Bedia Özgökçe Ertan (born 6 January 1975 in Van) is a Northern Kurdish lawyer and a politician of the Peoples' Democratic Party (HDP), a former member of the Turkish Grand National Assembly and Mayor of Van.

== Education and professional career ==
After her graduation from the Law Faculty of the Dokuz Eylül University in Izmir, she began to be involved as a defender of human rights at the Van branch of the Turkish Human Rights Association (IHD) and also the Van Bar Association.

== Political career ==
In the local elections of 2004 she was elected to the municipal council of Van and represented the Democratic Peoples' Party (DEHAP). In the parliamentarian elections of November 2015, she was elected as a Member of Parliament for Van representing the HDP. She opposes war and was charged of "disseminating terror propaganda" for social media posts which opposed to the Turkish military operation in Afrin, Syria in March 2018. In the parliamentarian elections of June 2018 she was re-elected as a Member of Parliament for Van representing the HDP. She was a member of the Plan and Budget Commission and NATO Parliamentary Assembly (NATOPA) Turkish Group. During her political career she was charged seven times with making propaganda for a terrorist organization, but was not sentenced for it. She was elected a board member of the Progressive Alliance (PA), an association of progressive and social democratic parties in November 2019.

=== Mayor of Van ===
In the local election of March 2019, Özgökçe Ertan was elected Mayor of Van. On the 19 August 2019, she was dismissed from her office together with the Mayor of Diyarbakir, Adnan Selçuk Mizrakli and the Mayor of Mardin, Ahmet Türk. The Turkish Interior Minister Süleyman Soylu alleged the mayors had illegally supported the Kurdistan Workers' Party (PKK) and their dismissal was in line with Art. 127 of the Turkish constitution. The protests which arose were dispersed with water cannons by the Turkish police. In October 2019 a judge accepted an indictment for Özgökçe Ertan, and prosecuted her for being a "member of an armed terror organization". She is facing a prison term of 30 years.
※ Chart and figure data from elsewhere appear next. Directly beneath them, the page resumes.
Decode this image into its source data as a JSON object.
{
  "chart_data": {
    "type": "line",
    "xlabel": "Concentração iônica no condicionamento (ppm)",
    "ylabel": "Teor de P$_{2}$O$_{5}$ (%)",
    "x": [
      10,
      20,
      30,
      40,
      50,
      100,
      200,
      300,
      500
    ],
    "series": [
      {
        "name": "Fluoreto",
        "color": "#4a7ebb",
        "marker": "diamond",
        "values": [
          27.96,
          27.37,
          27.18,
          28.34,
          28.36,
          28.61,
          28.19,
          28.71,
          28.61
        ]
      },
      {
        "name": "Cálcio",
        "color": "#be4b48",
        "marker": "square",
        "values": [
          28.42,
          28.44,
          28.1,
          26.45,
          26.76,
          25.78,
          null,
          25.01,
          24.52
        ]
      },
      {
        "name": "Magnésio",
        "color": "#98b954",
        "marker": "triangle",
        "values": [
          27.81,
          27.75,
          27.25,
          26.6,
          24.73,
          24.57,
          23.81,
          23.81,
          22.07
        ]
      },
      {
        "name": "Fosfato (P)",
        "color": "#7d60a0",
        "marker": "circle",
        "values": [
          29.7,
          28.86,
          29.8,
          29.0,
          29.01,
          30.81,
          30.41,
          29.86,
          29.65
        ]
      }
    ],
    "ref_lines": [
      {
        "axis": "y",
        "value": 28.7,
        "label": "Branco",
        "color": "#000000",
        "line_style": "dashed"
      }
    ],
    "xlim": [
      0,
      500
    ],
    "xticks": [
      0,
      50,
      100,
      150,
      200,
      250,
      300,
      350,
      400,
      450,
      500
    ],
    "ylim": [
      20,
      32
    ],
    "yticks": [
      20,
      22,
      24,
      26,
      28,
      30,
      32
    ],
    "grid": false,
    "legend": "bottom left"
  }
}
After her dismissal, Parliamentary Group of the European United Left–Nordic Green Left in the European Parliament condemned the treatment of the Kurdish mayors by the Government of the Justice and Development Party (AKP) headed by President Recep Tayyip Erdogan.

=== Exile ===
In November 2020, it was reported that she was now living in exile in Greece and that Frank Mentrup, the Mayor of Karlsruhe, supported her emigration to Germany as Turkey invalidated her Turkish passport.

== Personal life ==
She is married and has three children.